Moreover, the globally extended space is affective, deterritorializing, related, interrelated, and virtual in Taiwanese poetry’s ideas of space examined in Chapter 4. For example, the globally extended space is affective in Chou-yu Cheng’s poem “Celeste Sky.” The globally extended space is deterritorializing in the poems written by Chou-yu Cheng, Wan-yu Lin, Hsia Yu, and Yin Ling. One of the two descriptors of my haecceitic spatial dimension also suggests that the globally extended space is deterritorializing. In Wan-yu Lin’s poetry and Hsiung Hung’s poem “Writing a Poem in Jet Lag,” the globally extended space is related and affective. In addition, the globally extended space is interrelated and virtual in Wan-yu Lin’s and Hsia Yu’s poetry.
Furthermore, Chou-yu Cheng’s poems “The Eternity of Václavské Square” and “You Did Not Return from the Trip” attest to my theory in the third chapter contending that the extension of space redefines or secures freedom. The poem “A White Dove Flew Over” written by Yin Ling corroborates my theory in Chapter 3 that human rights including freedom transform in the globally extended space, in the instances in this poem more by global politics than by nation-states. The poetry on freedom and human rights written by Chou-yu Cheng, Hsia Yu, and Yin Ling examined in Chapter 4 evokes all three of my dimensions of human rights as abstract values, national values, and international and global values.

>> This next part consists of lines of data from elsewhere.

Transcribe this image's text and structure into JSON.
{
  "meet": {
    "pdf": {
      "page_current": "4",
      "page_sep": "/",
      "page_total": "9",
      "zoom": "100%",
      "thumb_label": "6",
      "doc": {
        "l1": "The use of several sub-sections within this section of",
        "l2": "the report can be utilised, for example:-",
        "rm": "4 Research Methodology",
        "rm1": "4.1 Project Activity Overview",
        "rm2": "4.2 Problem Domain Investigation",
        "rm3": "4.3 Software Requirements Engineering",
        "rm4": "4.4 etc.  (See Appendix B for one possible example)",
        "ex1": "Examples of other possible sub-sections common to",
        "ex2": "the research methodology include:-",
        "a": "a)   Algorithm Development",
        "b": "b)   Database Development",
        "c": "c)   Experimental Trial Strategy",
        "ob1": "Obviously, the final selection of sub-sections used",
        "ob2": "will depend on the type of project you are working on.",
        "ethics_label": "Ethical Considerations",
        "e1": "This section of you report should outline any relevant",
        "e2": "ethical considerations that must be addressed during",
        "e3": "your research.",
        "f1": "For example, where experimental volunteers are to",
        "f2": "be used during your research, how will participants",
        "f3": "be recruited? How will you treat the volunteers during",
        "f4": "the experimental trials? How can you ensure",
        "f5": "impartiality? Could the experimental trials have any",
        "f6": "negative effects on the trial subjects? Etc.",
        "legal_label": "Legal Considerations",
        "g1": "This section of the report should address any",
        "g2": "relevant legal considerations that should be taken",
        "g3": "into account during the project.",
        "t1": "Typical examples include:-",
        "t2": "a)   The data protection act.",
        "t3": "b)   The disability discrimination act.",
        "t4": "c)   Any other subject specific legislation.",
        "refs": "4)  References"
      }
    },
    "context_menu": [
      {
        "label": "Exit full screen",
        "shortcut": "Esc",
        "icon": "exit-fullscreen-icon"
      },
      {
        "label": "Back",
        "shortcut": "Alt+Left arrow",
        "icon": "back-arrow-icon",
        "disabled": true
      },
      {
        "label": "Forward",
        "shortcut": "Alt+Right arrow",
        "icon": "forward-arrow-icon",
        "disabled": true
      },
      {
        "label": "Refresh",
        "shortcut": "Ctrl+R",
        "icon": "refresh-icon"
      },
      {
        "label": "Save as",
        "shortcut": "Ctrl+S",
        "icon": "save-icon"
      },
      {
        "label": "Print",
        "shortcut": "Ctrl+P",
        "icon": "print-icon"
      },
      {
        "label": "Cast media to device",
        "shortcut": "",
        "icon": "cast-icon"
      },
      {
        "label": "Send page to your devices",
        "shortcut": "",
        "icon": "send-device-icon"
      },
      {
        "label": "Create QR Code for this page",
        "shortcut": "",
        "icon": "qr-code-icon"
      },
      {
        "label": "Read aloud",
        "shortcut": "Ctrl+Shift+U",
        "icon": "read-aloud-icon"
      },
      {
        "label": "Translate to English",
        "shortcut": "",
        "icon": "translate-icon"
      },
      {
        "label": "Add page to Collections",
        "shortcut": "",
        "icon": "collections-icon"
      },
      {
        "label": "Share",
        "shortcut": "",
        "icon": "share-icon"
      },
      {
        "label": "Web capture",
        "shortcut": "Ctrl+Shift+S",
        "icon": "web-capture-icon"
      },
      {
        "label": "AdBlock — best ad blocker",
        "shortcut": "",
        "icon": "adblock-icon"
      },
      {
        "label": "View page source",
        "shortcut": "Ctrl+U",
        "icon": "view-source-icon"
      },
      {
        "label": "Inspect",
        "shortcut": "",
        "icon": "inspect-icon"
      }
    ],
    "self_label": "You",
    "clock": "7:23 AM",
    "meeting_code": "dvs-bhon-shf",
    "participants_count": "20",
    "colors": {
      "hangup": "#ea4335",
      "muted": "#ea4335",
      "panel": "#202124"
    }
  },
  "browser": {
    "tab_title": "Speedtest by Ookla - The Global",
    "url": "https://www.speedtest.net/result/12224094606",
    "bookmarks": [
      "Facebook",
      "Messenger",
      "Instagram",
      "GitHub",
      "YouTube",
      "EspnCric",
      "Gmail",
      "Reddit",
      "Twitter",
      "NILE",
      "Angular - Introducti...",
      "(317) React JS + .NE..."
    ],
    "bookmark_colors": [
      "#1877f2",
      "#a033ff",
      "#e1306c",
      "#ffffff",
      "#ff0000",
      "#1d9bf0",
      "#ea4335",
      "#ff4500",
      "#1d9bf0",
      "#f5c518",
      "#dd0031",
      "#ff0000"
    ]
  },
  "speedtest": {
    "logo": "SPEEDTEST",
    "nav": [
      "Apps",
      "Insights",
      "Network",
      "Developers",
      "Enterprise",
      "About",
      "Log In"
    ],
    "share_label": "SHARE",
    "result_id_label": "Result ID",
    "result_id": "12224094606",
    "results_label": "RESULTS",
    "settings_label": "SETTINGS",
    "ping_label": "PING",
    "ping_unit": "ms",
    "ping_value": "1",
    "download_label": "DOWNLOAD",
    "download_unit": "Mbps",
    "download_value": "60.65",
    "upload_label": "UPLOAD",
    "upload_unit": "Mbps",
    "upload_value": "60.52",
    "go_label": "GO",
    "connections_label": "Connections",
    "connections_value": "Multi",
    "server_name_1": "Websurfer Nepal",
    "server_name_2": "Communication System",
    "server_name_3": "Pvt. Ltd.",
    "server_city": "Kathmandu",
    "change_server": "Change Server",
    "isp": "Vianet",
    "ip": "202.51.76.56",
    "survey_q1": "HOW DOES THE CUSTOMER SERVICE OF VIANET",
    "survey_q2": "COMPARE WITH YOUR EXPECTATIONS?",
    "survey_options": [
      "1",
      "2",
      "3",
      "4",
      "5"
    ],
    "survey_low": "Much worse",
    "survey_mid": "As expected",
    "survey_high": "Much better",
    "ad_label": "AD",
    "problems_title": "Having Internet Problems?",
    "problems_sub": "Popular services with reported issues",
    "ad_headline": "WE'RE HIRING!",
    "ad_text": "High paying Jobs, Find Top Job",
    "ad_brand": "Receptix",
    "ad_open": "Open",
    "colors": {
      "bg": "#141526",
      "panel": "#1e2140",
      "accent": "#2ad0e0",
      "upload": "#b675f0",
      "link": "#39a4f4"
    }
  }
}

Chapter 5, “Jorie Graham’s Poetics of Interre-latedness,” and Chapter 6, “Globalization and Universal Subjectivity in Bei Dao’s ‘Daydream,’” compare two American poets, Graham and Bei Dao, writing in English and Chinese respectively. I argue in Chapter 5 that in an acute awareness of others owing to the intensified global interconnectedness, Graham espouses a poetics of interrelatedness, my coined term. I maintain in Chapter 6 that Bei Dao’s view of globalization illuminates the interrelatedness of literature. Bei Dao’s poem “Daydream” advances a universal subjectivity in Johann Gottlieb Fichte’s theory of free and rational human beings. Analyzed in Anthony Giddens’s theory of trust, my term of the othering of place, and Fichte’s theory of the relationship between the self and others, Graham’s and Bei Dao’s poetry testifies to literature’s and our intercon- nectedness in the globally extended space. The globally extended space is deterritorializing for Bei Dao and is interrelated for Graham. Human rights are abstract, international, and global values in Graham’s poem “Event Horizon.”

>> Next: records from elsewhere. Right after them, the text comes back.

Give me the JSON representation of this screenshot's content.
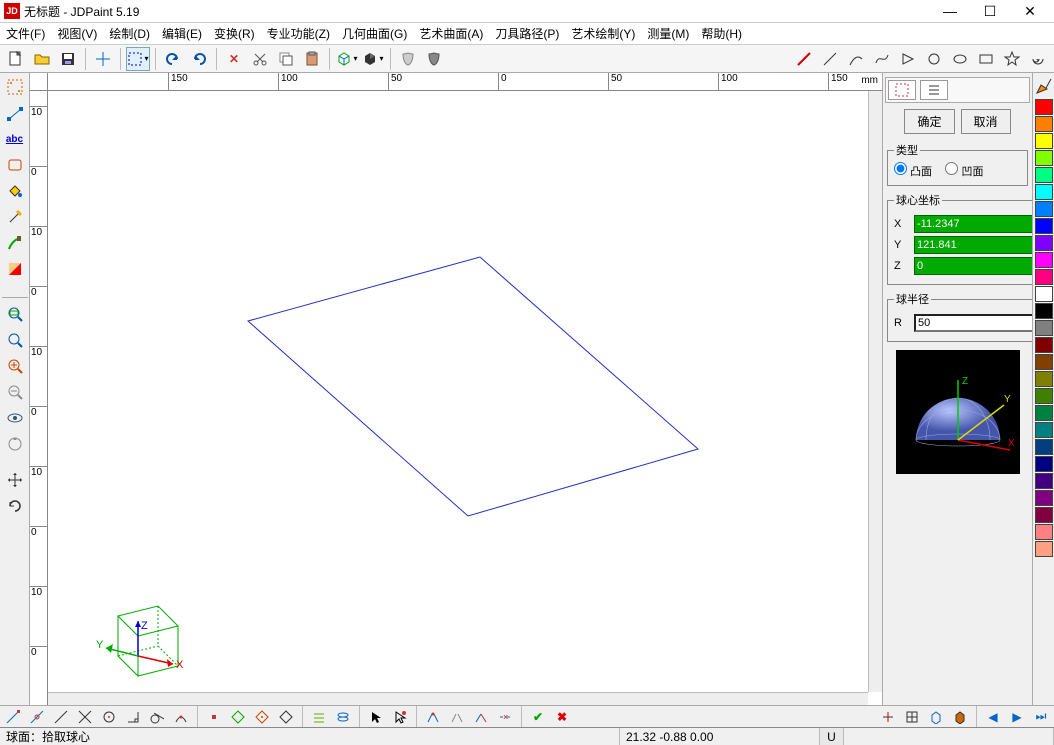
{
  "app": {
    "logo": "JD",
    "title": "无标题 - JDPaint 5.19"
  },
  "winbuttons": {
    "min": "—",
    "max": "☐",
    "close": "✕"
  },
  "menu": [
    "文件(F)",
    "视图(V)",
    "绘制(D)",
    "编辑(E)",
    "变换(R)",
    "专业功能(Z)",
    "几何曲面(G)",
    "艺术曲面(A)",
    "刀具路径(P)",
    "艺术绘制(Y)",
    "测量(M)",
    "帮助(H)"
  ],
  "ruler": {
    "unit": "mm",
    "h_ticks": [
      {
        "pos": 120,
        "label": "150"
      },
      {
        "pos": 230,
        "label": "100"
      },
      {
        "pos": 340,
        "label": "50"
      },
      {
        "pos": 450,
        "label": "0"
      },
      {
        "pos": 560,
        "label": "50"
      },
      {
        "pos": 670,
        "label": "100"
      },
      {
        "pos": 780,
        "label": "150"
      }
    ],
    "v_ticks": [
      {
        "pos": 15,
        "label": "10"
      },
      {
        "pos": 75,
        "label": "0"
      },
      {
        "pos": 135,
        "label": "10"
      },
      {
        "pos": 195,
        "label": "0"
      },
      {
        "pos": 255,
        "label": "10"
      },
      {
        "pos": 315,
        "label": "0"
      },
      {
        "pos": 375,
        "label": "10"
      },
      {
        "pos": 435,
        "label": "0"
      },
      {
        "pos": 495,
        "label": "10"
      },
      {
        "pos": 555,
        "label": "0"
      }
    ]
  },
  "panel": {
    "ok": "确定",
    "cancel": "取消",
    "type_legend": "类型",
    "type_opt1": "凸面",
    "type_opt2": "凹面",
    "center_legend": "球心坐标",
    "x_label": "X",
    "x_val": "-11.2347",
    "y_label": "Y",
    "y_val": "121.841",
    "z_label": "Z",
    "z_val": "0",
    "radius_legend": "球半径",
    "r_label": "R",
    "r_val": "50",
    "axis_x": "X",
    "axis_y": "Y",
    "axis_z": "Z"
  },
  "colors": [
    "#ff0000",
    "#ff8000",
    "#ffff00",
    "#80ff00",
    "#00ff80",
    "#00ffff",
    "#0080ff",
    "#0000ff",
    "#8000ff",
    "#ff00ff",
    "#ff0080",
    "#ffffff",
    "#000000",
    "#808080",
    "#800000",
    "#804000",
    "#808000",
    "#408000",
    "#008040",
    "#008080",
    "#004080",
    "#000080",
    "#400080",
    "#800080",
    "#800040",
    "#ff8080",
    "#ffa080"
  ],
  "overlaytabs": {
    "close": "×",
    "dropdown": "▾",
    "sq": "▫"
  },
  "status": {
    "left": "球面：拾取球心",
    "coords": "21.32 -0.88 0.00",
    "u": "U"
  },
  "cube_axes": {
    "x": "X",
    "y": "Y",
    "z": "Z"
  }
}
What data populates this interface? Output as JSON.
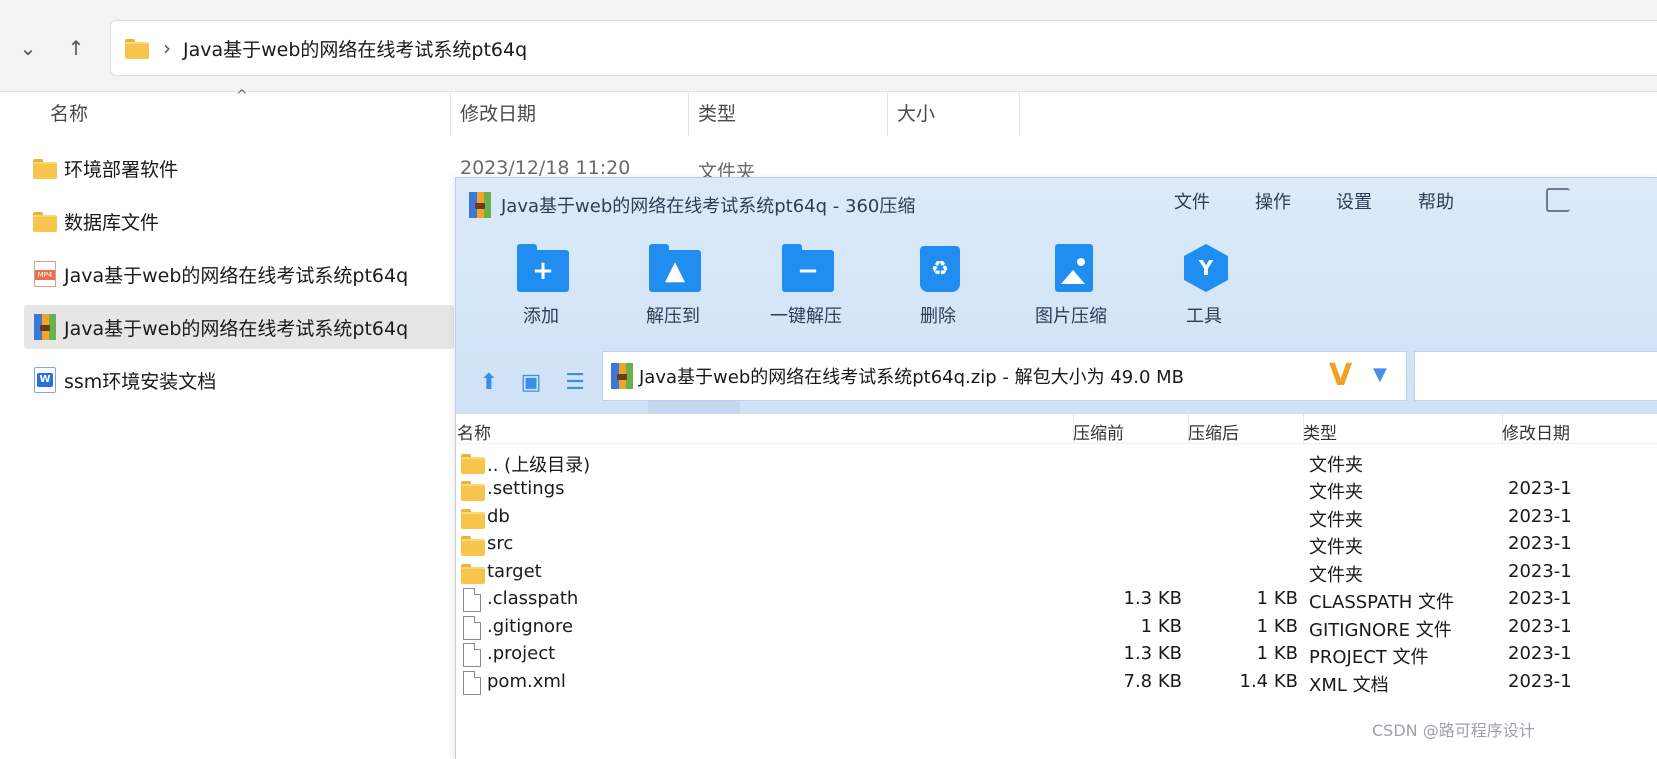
{
  "explorer": {
    "path": "Java基于web的网络在线考试系统pt64q",
    "columns": {
      "name": "名称",
      "modified": "修改日期",
      "type": "类型",
      "size": "大小"
    },
    "items": [
      {
        "name": "环境部署软件",
        "date": "2023/12/18 11:20",
        "type": "文件夹",
        "icon": "folder-icon"
      },
      {
        "name": "数据库文件",
        "icon": "folder-icon"
      },
      {
        "name": "Java基于web的网络在线考试系统pt64q",
        "icon": "mp4-file-icon"
      },
      {
        "name": "Java基于web的网络在线考试系统pt64q",
        "icon": "zip-archive-icon"
      },
      {
        "name": "ssm环境安装文档",
        "icon": "word-doc-icon"
      }
    ]
  },
  "zip": {
    "title": "Java基于web的网络在线考试系统pt64q - 360压缩",
    "menu": [
      "文件",
      "操作",
      "设置",
      "帮助"
    ],
    "tools": [
      {
        "label": "添加",
        "icon": "add-folder-icon"
      },
      {
        "label": "解压到",
        "icon": "extract-to-icon"
      },
      {
        "label": "一键解压",
        "icon": "one-click-extract-icon"
      },
      {
        "label": "删除",
        "icon": "delete-icon"
      },
      {
        "label": "图片压缩",
        "icon": "image-compress-icon"
      },
      {
        "label": "工具",
        "icon": "tools-icon"
      }
    ],
    "path_text": "Java基于web的网络在线考试系统pt64q.zip - 解包大小为 49.0 MB",
    "columns": {
      "name": "名称",
      "before": "压缩前",
      "after": "压缩后",
      "type": "类型",
      "modified": "修改日期"
    },
    "rows": [
      {
        "name": ".. (上级目录)",
        "before": "",
        "after": "",
        "type": "文件夹",
        "date": "",
        "icon": "folder-icon"
      },
      {
        "name": ".settings",
        "before": "",
        "after": "",
        "type": "文件夹",
        "date": "2023-1",
        "icon": "folder-icon"
      },
      {
        "name": "db",
        "before": "",
        "after": "",
        "type": "文件夹",
        "date": "2023-1",
        "icon": "folder-icon"
      },
      {
        "name": "src",
        "before": "",
        "after": "",
        "type": "文件夹",
        "date": "2023-1",
        "icon": "folder-icon"
      },
      {
        "name": "target",
        "before": "",
        "after": "",
        "type": "文件夹",
        "date": "2023-1",
        "icon": "folder-icon"
      },
      {
        "name": ".classpath",
        "before": "1.3 KB",
        "after": "1 KB",
        "type": "CLASSPATH 文件",
        "date": "2023-1",
        "icon": "file-icon"
      },
      {
        "name": ".gitignore",
        "before": "1 KB",
        "after": "1 KB",
        "type": "GITIGNORE 文件",
        "date": "2023-1",
        "icon": "file-icon"
      },
      {
        "name": ".project",
        "before": "1.3 KB",
        "after": "1 KB",
        "type": "PROJECT 文件",
        "date": "2023-1",
        "icon": "file-icon"
      },
      {
        "name": "pom.xml",
        "before": "7.8 KB",
        "after": "1.4 KB",
        "type": "XML 文档",
        "date": "2023-1",
        "icon": "file-icon"
      }
    ]
  },
  "watermark": "CSDN @路可程序设计"
}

Chapter 7, the conclusion, revisits my argument about theories and literature on space and on freedom in the globally extended space. The last chapter explicates theories and terms on space and freedom in the globally extended space again and suggests future directions and agendas for research on space and globalization. One of the problematics already addressed by Chou-yu Cheng’s poetry is that the distending of space globally does not prevail over state power in all instances or encompass all national territories.